- From: Jim Ley <jim@jibbering.com>
- Date: Tue, 18 Jun 2002 10:42:50 -0000
- To: <www-svg@w3.org>
"Chris Lilley" <chris@w3.org> > On Tuesday, June 18, 2002, 12:25:04 AM, Jim wrote: > >> I'd be interested to know whether the W3C has any intention of > >> submitting an Internet-Draft for this media type in the near future; > > JL> I'd be interested to know why the WG has not already submitted one, we're > JL> stuck in a situation where on pragmatic grounds we have little choice but > JL> to have image/svg+xml if we're not going to break existing > JL> implementations. > > The mime type was defined in the SVG 1.0 Rec. Go ahead and use it. > Thats not (just) pragmatism, its standards compliance. The W3 publish standards? I thought they published recommendations... I appreciate that it can be time consuming and I appreciate that there were/are dependancies on other registrations, but to have left it so long to not even have a draft, that the web is now stuck with image/svg+xml whatever objections may be found to image/svg+xml . > The necessary paperwork for IANA/IETF is in process, but has a number > of dependencies including new procedures for registration of W3C media > types with IANA, currently being put into place; the security section > as you mentioned, and the charset requirements of application/xml > which mandate breakage and needs to be fixed.
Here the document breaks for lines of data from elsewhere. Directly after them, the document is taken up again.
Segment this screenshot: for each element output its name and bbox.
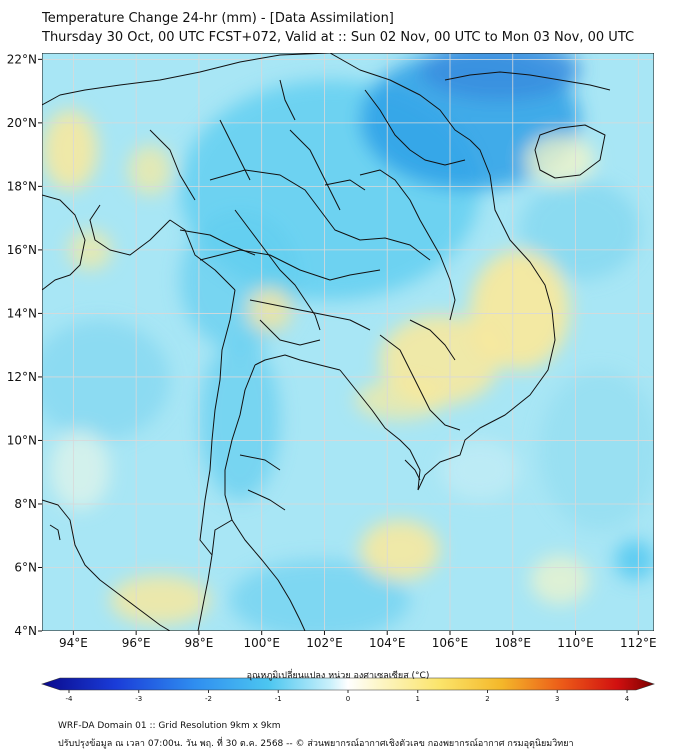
lat-tick-label: 4°N [14,624,37,638]
map-field [42,53,654,631]
colorbar-ticks: -4 -3 -2 -1 0 1 2 3 4 [66,690,630,703]
lat-tick-label: 18°N [7,179,37,193]
lon-tick-label: 106°E [432,636,469,650]
lat-tick-label: 8°N [14,497,37,511]
footer-model-info: WRF-DA Domain 01 :: Grid Resolution 9km … [58,721,281,731]
lon-tick-label: 108°E [495,636,532,650]
lat-tick-label: 16°N [7,243,37,257]
colorbar-title: อุณหภูมิเปลี่ยนแปลง หน่วย องศาเซลเซียส (… [246,671,430,681]
lon-tick-label: 98°E [184,636,213,650]
colorbar-tick-label: -2 [205,695,212,703]
lat-tick-label: 10°N [7,433,37,447]
lon-tick-label: 96°E [122,636,151,650]
lat-tick-label: 12°N [7,370,37,384]
footer-update-info: ปรับปรุงข้อมูล ณ เวลา 07:00น. วัน พฤ. ที… [58,739,574,749]
colorbar-tick-label: 1 [416,695,420,703]
lon-tick-label: 104°E [369,636,406,650]
lon-tick-label: 94°E [59,636,88,650]
lat-tick-label: 6°N [14,560,37,574]
axis-ticks: 94°E 96°E 98°E 100°E 102°E 104°E 106°E 108°E 110… [7,52,657,650]
colorbar-tick-label: 4 [625,695,630,703]
colorbar-tick-label: 2 [485,695,489,703]
lon-tick-label: 110°E [557,636,594,650]
colorbar-tick-label: -1 [275,695,282,703]
lon-tick-label: 112°E [620,636,657,650]
lon-tick-label: 102°E [306,636,343,650]
lat-tick-label: 20°N [7,116,37,130]
coastlines-borders [42,53,611,631]
map-subtitle: Thursday 30 Oct, 00 UTC FCST+072, Valid … [42,30,635,45]
colorbar-tick-label: 0 [346,695,350,703]
colorbar: -4 -3 -2 -1 0 1 2 3 4 [41,677,655,703]
graticule [42,53,654,631]
lat-tick-label: 22°N [7,52,37,66]
lon-tick-label: 100°E [243,636,280,650]
map-title: Temperature Change 24-hr (mm) - [Data As… [42,11,394,26]
colorbar-tick-label: -3 [135,695,142,703]
colorbar-tick-label: 3 [555,695,559,703]
colorbar-tick-label: -4 [66,695,74,703]
lat-tick-label: 14°N [7,306,37,320]
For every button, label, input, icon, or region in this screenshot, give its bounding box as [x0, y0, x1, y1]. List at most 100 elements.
In CERT Advisory CA-2000-02, it says you must serve text/html with a charset for security reasons - I realise XML has available defaults, but does it fully solve the problem? > JL> The SVG Working groups ease of inventing mime-types is something to worry > JL> about. > > A 'because' would have been good in that sentence. because they reference "text/ecmascript" a mime type belonging to a technology wholly outside their control and highly unlikely to ever be a registered mime-type as there are strong arguments against it. That shows a recklessness which is something to worry about. Jim.